GRECE: LE PAYS SE VIDE DE SA POPULATION

| mardi 24 janvier 2017

La crise économique a aussi de lourdes conséquences démographiques : les femmes font moins d’enfants, les décès augmentent du fait de la faillite du système de santé publique, et les jeunes s’exilent massivement. La population grecque diminue de manière drastique.

 

Par Marina Rafenberg

La population grecque est passée de 11,1 millions en 2011 à 10,8 millions de personnes en 2016, selon l’Office grec des statistiques (ELSTAT). Le nombre de décès en 2015 a atteint 121 212 personnes, un chiffre record depuis 1932 si on exclut la période 1941-1949 avec la Seconde guerre mondiale et la guerre civile qui a suivi. Parallèlement, le nombre de naissances n’a cessé de baisser : de 114 766 en 2010, elles ne s’élevaient plus qu’à 94 134 en 2013 et à 91 847 en 2015.

Et cette tendance ne risque pas de s’inverser, prévoit Vironas Kotsamanis, professeur de démographie de l’Université de Thessalonique : « Pour les vingt prochaines années, la balance naissance-décès va rester négative en Grèce et l’écart risque même d’augmenter. Le nombre de décès va augmenter car les générations qui sont nées après les années 1950 dans les années du baby-boom grec ont désormais plus de 65 ans. Les naissances non plus ne vont pas augmenter car les femmes en âge de procréer ne constituent pas une grosse part de la population et le taux de fertilité reste bas ». Pour éviter un déclin de la population, ce taux de fertilité doit en effet être d’au moins deux enfants par femme. Or avant la crise économique, le taux de fertilité grec était déjà de 1,5 et, en 2012, il avait baissé à 1,3 enfant par femme.

D’après une étude de Médecins du Monde, 4 femmes sur 10, en Grèce, ont décidé en 2014 d’avoir « moins d’enfants ou pas d’enfants du tout » en raison de la situation économique et de la peur de perdre leur emploi. Le taux de chômage touche près de 25% de la population mais les femmes sont près de 30% à être sans emploi. Ainsi, estime Médecins du Monde, près d’une femme sur quatre née dans les années 1970 n’a pas d’enfant.
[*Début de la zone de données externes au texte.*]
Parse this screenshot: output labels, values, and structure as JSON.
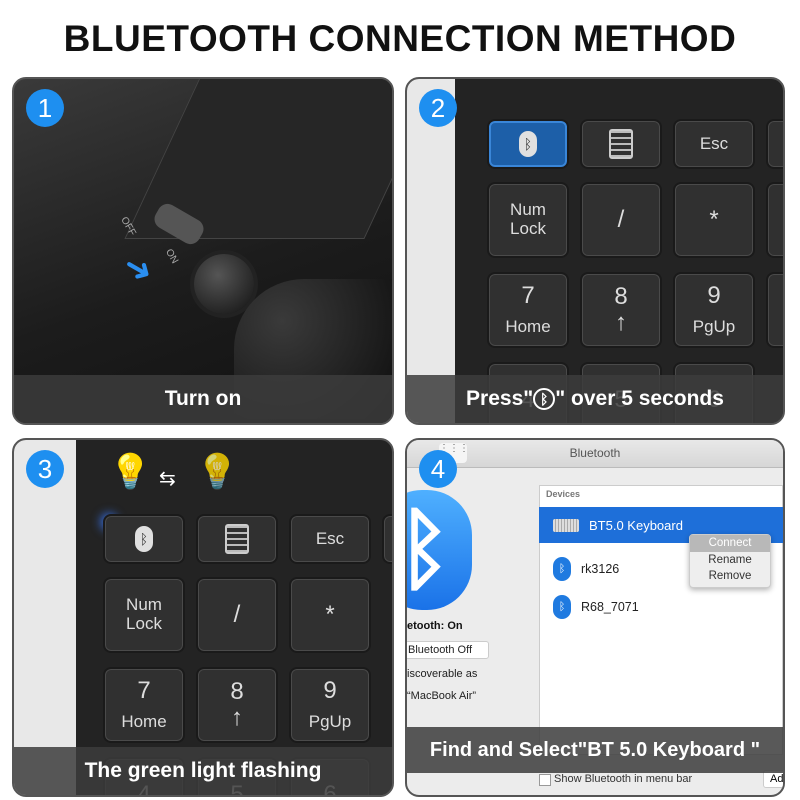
{
  "title": "BLUETOOTH CONNECTION METHOD",
  "colors": {
    "badge": "#1e8ff0",
    "bt_key": "#1d5fa8",
    "selection": "#1e6fd9"
  },
  "steps": [
    {
      "number": "1",
      "caption": "Turn on",
      "switch_labels": [
        "OFF",
        "ON"
      ]
    },
    {
      "number": "2",
      "caption_pre": "Press\"",
      "caption_post": "\" over 5 seconds",
      "caption_icon": "bluetooth-icon"
    },
    {
      "number": "3",
      "caption": "The green light flashing"
    },
    {
      "number": "4",
      "caption": "Find and Select\"BT 5.0 Keyboard \""
    }
  ],
  "keys": {
    "row0": [
      "bluetooth",
      "calculator",
      "Esc"
    ],
    "row1": [
      [
        "Num",
        "Lock"
      ],
      [
        "/"
      ],
      [
        "*"
      ]
    ],
    "row2": [
      [
        "7",
        "Home"
      ],
      [
        "8",
        "↑"
      ],
      [
        "9",
        "PgUp"
      ]
    ],
    "row3": [
      "4",
      "5",
      "6"
    ]
  },
  "bluetooth_window": {
    "title": "Bluetooth",
    "devices_header": "Devices",
    "devices": [
      "BT5.0 Keyboard",
      "rk3126",
      "R68_7071"
    ],
    "context_menu": [
      "Connect",
      "Rename",
      "Remove"
    ],
    "status": "etooth: On",
    "toggle_button": "Bluetooth Off",
    "discoverable": "iscoverable as",
    "name": "“MacBook Air”",
    "footer_checkbox": "Show Bluetooth in menu bar",
    "footer_button": "Ad"
  }
}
ET LES JEUNES QUITTENT LE PAYS

À cela s’ajoute un autre phénomène qui a des effets dévastateur sur la démographie du pays : l’émigration des jeunes Grecs, en particulier chez les diplômés. À titre d’exemple, 190 000 scientifiques grecs travaillent actuellement à l’étranger, selon Lois Lambrianidis, professeur de l’Université de Macédoine.

Cette balance démographique négative et l’émigration massives des jeunes sont un poids de plus pour le pays qui est en récession depuis sept ans, compromettant un peu plus le financement de la sécurité sociale et des pensions de retraite pour les plus âgés et les plus vulnérables.